O ruído nos circuitos quânticos limita a profundidade dos cálculos e torna-os parcialmente modelizáveis em computadores clássicos
Investigadores da Escola Politécnica Federal de Lausanne (EPFL), da Universidade Livre de Berlim e da Universidade de Copenhaga realizaram um estudo dedicado ao impacto do ruído nos circuitos quânticos.
Os circuitos quânticos são compostos por uma sequência de operações que tratam a informação em conjunto. No entanto, o ruído que surge nestes sistemas pode perturbar o seu funcionamento. Os cientistas concluíram que esse ruído impõe limites rigorosos à profundidade de um circuito quântico, isto é, ao número de etapas que podem ser executadas em sequência. Além disso, o ruído simplifica a simulação de algumas partes dos circuitos quânticos em computadores clássicos.

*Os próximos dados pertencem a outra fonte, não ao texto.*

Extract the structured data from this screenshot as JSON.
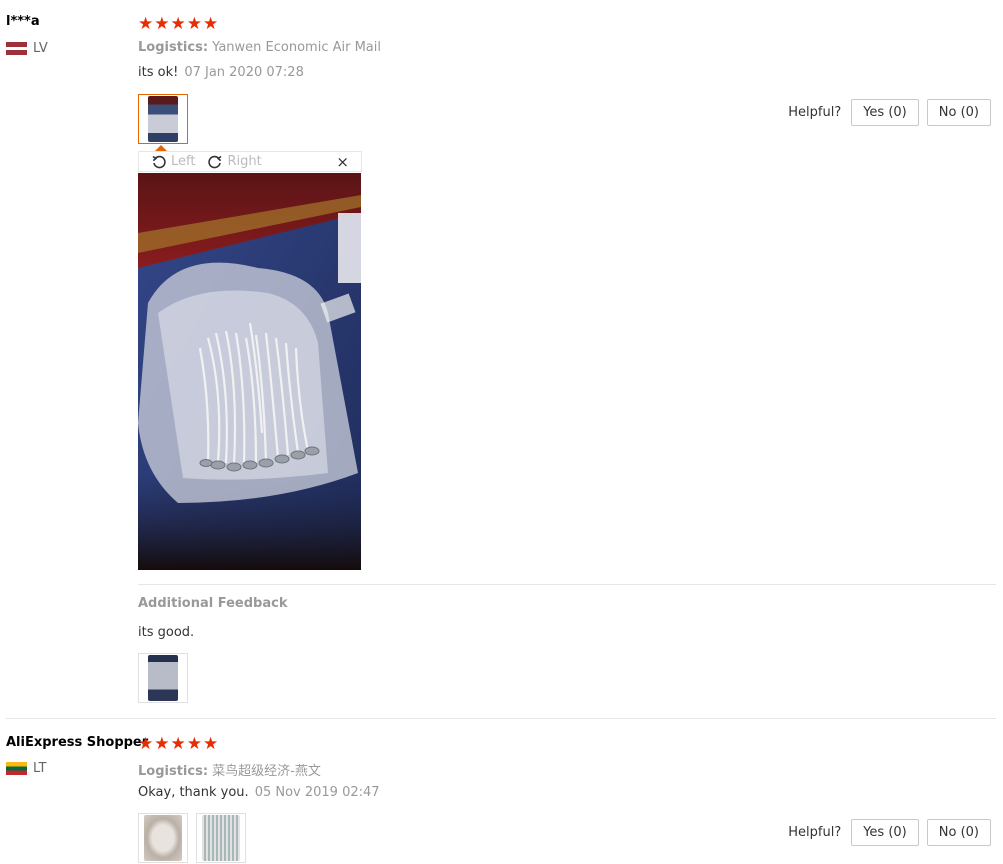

No decorrer do trabalho, a equipa analisou grandes conjuntos de circuitos quânticos construídos a partir de operações simples de dois qubits. O modelo teve em conta condições realistas, nas quais cada qubit é afetado pelo ruído após cada passo. A análise matemática mostrou que, na maioria dos circuitos quânticos ruidosos, apenas as últimas etapas têm uma influência relevante no resultado. Isto significa que, mesmo quando o circuito é muito profundo, o efeito das operações iniciais vai desaparecendo gradualmente.
Esta descoberta tem relevância prática. Por exemplo, ao calcular propriedades de um qubit, o resultado é determinado sobretudo pelas últimas camadas de operações, enquanto os passos iniciais perdem importância devido à acumulação de ruído. Isto também ajuda a explicar por que razão os circuitos quânticos ruidosos podem ser ajustados para executar tarefas específicas: alterações na configuração afetam o resultado por causa da ação das camadas finais.
O estudo sublinha que aumentar a profundidade dos circuitos quânticos nem sempre melhora o seu desempenho. Para haver progresso nas tecnologias quânticas, será necessário reduzir o nível de ruído ou desenvolver circuitos capazes de funcionar de forma eficiente apesar dele. Além disso, o trabalho aponta para um possível equívoco: os circuitos ruidosos podem parecer ajustáveis, mas isso acontece porque o ruído já reduziu a sua complexidade efetiva.